Staying ahead of the curveball
News in Major League Baseball may be the six no-hitters (so far), but the big news for the Minor Leagues as games began in early May was a new structure and realignment. The new model for Minor League Baseball features 120 clubs, closer geographical links between the Majors and affiliates, and new standards for stadium facilities.
The facility requirements from Major League Baseball will lead to upgrades of stadiums and support spaces for athletes and fans of Minor League affiliate teams such as the Sacramento River Cats, Toledo Mud Hens, Jacksonville Jumbo Shrimp, Norfolk Tides, and the Albuquerque Isotopes.
According to Ballpark Digest, the new requirements include clubhouses that are 1,000 square feet or larger, field lighting improvements, new food/nutrition spaces, areas for female staffers, and upgrades to training facilities such as batting cages.
Many of these projects will be planned, designed, and financed by city and county ballpark owners. “By and large, these are not going to be costs borne by MiLB team owners, but rather by ballpark municipal owners,” Ballpark Digest reported. “Generally speaking, municipalities pay for permanent physical improvements … and teams play [sic] for physical improvements that can be removed.”
Several ballpark improvement projects are already under way this year to meet facility requirements in the Professional Development League license with Major League Baseball. As with many other types of infrastructure, IMS tracks these projects from the planning stage, to the release of RFPs, to awarded contracts for its architectural, engineering, and consulting clients. (IMS provides daily leads of current RFPs/RFQs and tracks upcoming projects through Advance Notices.)
Several recent projects are directly related to the new baseball facilities standards.
Sarpy County, Neb., issued an RFP in April 2021 for condition inspections and data gathering to assist with Major League Baseball facility standards compliance for the Werner Park baseball stadium (IMS 565506). According to the RFP, “The County owns the stadium and has a long-term lease with the Omaha Storm Chasers of the Triple-A East League since 2011. The Storm Chasers received preliminary notification from Major League Baseball that Werner Park is required to comply with the new MLB standards or lose their approval to conduct MiLB games.”
In New York, Monroe County released an RFP in January 2021 for a consultant to identify deficiencies and facility improvements for Frontier Field to meet Major League Baseball standards by 2025 (IMS 548860). Frontier Field was built in 1997, and likely will need some of the required upgrades. Starting with the RFP to assess the stadium conditions, Monroe County has signaled its commitment to keeping the Red Wings at Frontier Field. “I will not allow Monroe County to lose the Rochester Red Wings because of stadium deficiencies,” said Monroe County Executive Adam Bello in a news release.
According to the Rochester Democrat and Chronicle, “The project will ensure that the ballpark meets new standards set by Major League Baseball for the Rochester Red Wings and all 120 affiliated minor league teams. The improvements include larger clubhouses for home and visiting teams, better field lighting, and improved training facilities for players.”

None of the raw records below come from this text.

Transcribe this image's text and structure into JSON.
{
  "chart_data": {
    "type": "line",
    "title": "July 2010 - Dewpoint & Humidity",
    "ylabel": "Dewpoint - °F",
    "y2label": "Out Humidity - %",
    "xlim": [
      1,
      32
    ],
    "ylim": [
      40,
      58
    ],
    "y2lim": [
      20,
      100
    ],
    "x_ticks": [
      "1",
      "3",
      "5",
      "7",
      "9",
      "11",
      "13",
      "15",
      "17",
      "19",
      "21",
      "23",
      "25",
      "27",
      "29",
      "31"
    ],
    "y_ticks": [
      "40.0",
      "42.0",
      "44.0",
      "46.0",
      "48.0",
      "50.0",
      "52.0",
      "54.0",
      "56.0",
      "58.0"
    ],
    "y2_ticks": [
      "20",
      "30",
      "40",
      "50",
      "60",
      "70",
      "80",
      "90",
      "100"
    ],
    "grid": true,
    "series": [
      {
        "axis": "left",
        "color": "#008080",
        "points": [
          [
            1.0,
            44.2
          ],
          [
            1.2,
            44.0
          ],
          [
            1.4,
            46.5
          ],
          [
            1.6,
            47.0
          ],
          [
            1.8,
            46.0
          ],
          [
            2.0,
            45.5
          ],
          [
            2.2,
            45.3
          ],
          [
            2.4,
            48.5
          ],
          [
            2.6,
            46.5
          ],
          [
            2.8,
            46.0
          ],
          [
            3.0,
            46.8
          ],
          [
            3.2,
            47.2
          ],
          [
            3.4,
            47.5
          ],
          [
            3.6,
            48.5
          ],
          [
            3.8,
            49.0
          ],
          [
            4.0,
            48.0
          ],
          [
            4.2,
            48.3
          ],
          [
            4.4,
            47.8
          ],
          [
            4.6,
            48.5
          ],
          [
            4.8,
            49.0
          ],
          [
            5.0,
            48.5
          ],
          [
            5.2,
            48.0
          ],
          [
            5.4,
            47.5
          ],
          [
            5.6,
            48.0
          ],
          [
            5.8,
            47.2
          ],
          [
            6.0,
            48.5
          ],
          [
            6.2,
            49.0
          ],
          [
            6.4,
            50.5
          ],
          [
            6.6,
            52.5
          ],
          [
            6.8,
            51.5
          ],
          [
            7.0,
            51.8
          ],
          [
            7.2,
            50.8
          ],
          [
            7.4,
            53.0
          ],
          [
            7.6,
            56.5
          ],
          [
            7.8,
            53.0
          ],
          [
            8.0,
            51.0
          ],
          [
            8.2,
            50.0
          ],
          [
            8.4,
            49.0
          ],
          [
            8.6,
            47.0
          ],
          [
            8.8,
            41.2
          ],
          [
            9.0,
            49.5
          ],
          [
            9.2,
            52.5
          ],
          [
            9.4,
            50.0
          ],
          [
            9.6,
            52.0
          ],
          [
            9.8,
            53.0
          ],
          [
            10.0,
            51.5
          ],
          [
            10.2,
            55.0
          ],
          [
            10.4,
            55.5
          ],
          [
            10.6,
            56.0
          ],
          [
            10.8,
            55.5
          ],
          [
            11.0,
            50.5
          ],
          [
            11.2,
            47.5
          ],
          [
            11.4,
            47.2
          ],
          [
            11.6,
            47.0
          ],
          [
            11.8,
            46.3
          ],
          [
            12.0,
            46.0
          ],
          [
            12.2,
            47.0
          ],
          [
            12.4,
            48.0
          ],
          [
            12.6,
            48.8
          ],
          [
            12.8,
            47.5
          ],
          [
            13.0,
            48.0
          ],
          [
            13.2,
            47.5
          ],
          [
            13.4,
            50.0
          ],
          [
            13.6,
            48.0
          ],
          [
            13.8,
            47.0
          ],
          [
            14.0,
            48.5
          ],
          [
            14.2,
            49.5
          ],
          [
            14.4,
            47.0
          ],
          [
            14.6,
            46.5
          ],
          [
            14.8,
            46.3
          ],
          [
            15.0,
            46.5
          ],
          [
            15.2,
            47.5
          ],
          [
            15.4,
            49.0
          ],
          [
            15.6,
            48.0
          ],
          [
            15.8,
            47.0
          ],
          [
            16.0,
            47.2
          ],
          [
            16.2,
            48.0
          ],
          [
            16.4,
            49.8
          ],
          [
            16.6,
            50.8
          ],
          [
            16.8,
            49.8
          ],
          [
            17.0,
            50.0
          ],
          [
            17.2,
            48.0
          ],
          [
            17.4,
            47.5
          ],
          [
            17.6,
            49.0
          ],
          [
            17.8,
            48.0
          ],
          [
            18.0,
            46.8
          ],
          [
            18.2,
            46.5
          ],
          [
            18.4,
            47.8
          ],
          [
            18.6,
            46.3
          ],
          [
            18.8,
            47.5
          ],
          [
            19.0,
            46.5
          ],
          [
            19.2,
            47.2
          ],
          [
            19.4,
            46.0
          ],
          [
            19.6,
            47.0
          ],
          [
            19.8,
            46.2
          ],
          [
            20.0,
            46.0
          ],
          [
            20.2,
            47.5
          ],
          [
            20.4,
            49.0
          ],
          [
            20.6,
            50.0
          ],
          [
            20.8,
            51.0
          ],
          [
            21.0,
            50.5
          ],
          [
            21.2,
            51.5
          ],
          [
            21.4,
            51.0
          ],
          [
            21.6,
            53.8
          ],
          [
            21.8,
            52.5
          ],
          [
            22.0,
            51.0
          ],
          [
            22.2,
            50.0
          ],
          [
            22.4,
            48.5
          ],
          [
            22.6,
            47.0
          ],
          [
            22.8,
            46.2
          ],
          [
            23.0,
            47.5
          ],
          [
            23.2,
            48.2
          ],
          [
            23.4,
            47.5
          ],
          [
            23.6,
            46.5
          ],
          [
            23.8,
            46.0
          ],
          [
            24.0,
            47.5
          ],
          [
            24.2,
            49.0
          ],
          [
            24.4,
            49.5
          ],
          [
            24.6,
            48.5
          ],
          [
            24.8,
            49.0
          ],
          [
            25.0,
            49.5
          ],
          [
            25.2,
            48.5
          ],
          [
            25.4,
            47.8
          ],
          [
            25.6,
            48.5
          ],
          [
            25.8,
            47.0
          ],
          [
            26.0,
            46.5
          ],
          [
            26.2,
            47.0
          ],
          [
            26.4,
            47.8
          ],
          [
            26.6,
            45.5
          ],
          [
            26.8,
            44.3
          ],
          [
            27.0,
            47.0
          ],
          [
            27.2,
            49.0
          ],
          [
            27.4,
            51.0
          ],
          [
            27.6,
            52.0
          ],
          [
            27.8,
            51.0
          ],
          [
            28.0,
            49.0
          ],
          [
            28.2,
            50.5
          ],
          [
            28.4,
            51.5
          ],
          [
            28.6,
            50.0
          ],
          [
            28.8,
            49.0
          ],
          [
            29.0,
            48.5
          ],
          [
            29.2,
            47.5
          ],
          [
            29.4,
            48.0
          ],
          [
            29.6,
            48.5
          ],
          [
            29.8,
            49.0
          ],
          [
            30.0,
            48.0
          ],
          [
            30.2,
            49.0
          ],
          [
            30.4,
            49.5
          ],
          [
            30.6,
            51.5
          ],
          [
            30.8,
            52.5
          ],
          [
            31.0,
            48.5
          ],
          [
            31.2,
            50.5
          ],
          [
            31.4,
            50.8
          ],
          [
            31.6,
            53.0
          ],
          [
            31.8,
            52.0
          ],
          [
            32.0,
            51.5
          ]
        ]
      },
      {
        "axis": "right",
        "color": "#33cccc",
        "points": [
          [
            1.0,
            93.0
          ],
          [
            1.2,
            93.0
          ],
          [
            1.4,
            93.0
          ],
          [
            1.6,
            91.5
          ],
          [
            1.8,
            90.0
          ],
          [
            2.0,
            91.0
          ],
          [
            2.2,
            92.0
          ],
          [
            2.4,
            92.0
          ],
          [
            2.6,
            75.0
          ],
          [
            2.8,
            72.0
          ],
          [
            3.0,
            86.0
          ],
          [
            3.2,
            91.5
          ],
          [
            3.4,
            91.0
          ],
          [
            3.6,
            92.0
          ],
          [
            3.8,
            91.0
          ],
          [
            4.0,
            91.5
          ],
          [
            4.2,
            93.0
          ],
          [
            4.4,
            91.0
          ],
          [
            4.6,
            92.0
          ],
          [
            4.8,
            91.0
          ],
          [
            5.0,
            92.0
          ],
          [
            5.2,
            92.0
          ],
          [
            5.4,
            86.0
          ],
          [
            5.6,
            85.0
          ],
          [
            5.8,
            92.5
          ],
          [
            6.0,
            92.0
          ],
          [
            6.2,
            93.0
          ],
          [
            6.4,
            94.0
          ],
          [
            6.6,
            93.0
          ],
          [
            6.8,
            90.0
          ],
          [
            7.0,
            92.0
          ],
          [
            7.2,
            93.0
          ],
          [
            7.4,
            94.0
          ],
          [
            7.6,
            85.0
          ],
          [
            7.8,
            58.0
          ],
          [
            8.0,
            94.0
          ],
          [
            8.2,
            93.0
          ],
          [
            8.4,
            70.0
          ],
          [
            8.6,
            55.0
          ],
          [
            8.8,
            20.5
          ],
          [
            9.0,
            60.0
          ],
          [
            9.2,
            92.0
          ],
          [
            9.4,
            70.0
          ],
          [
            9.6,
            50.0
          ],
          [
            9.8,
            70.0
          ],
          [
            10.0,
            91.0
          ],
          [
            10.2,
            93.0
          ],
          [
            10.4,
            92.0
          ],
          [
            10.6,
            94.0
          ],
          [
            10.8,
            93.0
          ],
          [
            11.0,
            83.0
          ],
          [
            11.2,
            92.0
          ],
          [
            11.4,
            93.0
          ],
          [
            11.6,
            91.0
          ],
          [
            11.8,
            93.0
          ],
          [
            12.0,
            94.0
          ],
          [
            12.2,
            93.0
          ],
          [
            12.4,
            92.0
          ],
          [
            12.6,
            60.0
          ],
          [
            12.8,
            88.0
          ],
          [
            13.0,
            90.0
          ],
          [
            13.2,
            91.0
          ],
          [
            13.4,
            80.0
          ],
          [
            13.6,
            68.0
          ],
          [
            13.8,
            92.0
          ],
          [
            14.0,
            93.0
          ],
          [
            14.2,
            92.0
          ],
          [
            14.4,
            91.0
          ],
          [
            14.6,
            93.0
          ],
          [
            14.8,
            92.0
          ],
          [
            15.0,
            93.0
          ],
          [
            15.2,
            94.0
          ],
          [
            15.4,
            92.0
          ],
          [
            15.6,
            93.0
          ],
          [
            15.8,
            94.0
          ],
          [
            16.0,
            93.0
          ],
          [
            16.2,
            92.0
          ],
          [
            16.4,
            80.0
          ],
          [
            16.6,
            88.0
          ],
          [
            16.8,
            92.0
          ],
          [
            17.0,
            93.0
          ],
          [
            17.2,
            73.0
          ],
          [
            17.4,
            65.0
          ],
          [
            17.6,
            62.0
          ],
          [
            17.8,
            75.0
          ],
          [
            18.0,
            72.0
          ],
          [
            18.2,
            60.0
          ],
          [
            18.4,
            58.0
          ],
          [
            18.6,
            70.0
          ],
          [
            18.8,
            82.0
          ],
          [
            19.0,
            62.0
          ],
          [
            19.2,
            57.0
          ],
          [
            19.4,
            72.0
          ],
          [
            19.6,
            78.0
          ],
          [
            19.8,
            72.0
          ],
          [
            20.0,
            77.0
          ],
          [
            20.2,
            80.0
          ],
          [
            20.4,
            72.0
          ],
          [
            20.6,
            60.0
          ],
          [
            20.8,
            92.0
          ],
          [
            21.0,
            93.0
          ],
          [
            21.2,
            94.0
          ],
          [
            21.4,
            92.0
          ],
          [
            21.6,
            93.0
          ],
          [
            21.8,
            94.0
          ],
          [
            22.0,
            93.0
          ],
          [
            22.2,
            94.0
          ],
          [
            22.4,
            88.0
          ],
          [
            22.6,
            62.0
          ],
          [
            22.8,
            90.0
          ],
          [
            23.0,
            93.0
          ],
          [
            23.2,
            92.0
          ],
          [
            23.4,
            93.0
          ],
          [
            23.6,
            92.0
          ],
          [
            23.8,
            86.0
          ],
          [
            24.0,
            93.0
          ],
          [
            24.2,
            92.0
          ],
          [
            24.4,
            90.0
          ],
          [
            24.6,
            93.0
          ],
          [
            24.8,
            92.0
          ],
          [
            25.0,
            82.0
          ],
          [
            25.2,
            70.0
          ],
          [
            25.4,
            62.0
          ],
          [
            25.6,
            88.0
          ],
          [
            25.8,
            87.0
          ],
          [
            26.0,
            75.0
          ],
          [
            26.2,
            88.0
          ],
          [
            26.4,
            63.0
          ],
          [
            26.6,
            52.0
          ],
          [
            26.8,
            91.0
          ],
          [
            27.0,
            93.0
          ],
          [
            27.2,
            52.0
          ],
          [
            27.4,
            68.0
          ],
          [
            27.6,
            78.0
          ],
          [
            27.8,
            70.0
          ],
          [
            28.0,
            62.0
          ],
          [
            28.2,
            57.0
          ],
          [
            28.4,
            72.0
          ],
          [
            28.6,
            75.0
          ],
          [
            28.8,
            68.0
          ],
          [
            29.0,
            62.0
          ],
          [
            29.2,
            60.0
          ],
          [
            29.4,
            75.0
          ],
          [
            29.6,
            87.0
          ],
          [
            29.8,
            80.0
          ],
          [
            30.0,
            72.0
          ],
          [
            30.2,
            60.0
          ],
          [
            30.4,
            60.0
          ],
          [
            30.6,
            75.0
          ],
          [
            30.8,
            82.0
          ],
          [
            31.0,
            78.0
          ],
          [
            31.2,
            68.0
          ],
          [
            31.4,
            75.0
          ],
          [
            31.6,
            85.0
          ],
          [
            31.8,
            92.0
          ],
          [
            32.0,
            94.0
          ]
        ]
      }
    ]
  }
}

In late May 2021, Monroe County released an RFP for construction management services for its Major League Baseball Facility Standards Project at Frontier Field (IMS 574251).
The City of Durham, N.C., released an RFQ in March 2021 for design build services for upgrades at the Durham Bulls Athletic Park to meet these new Major League Baseball facility standards. The project includes improvements to the front office, player locker room, and training room (IMS 561482).
Design build services like the project in Durham may be a useful method for these ballpark renovations, especially if they take place under tight deadlines during the off-season.
The Populous Design Build firm – which has “worked on 135 baseball projects, including 54 MiLB ballparks” – has seen the need for this service and has become a stadium specialist.
“Ballpark renovations like the ones Minor League Baseball are needing is exactly why we created the Design-Led Design Build service line – to fill a hole that existed in the market,” said Populous Senior Principal Adam Stover in an online story.
These recent RFPs show how decisions in one world – baseball, in this case – trickle down into our world (design and construction consulting). In the coming years, more municipal ballpark owners will make upgrades to stadiums to meet the facility standards. When they step up to the plate, landscape architects, designers, planners, and design build firms will help players and fans enjoy America’s pastime.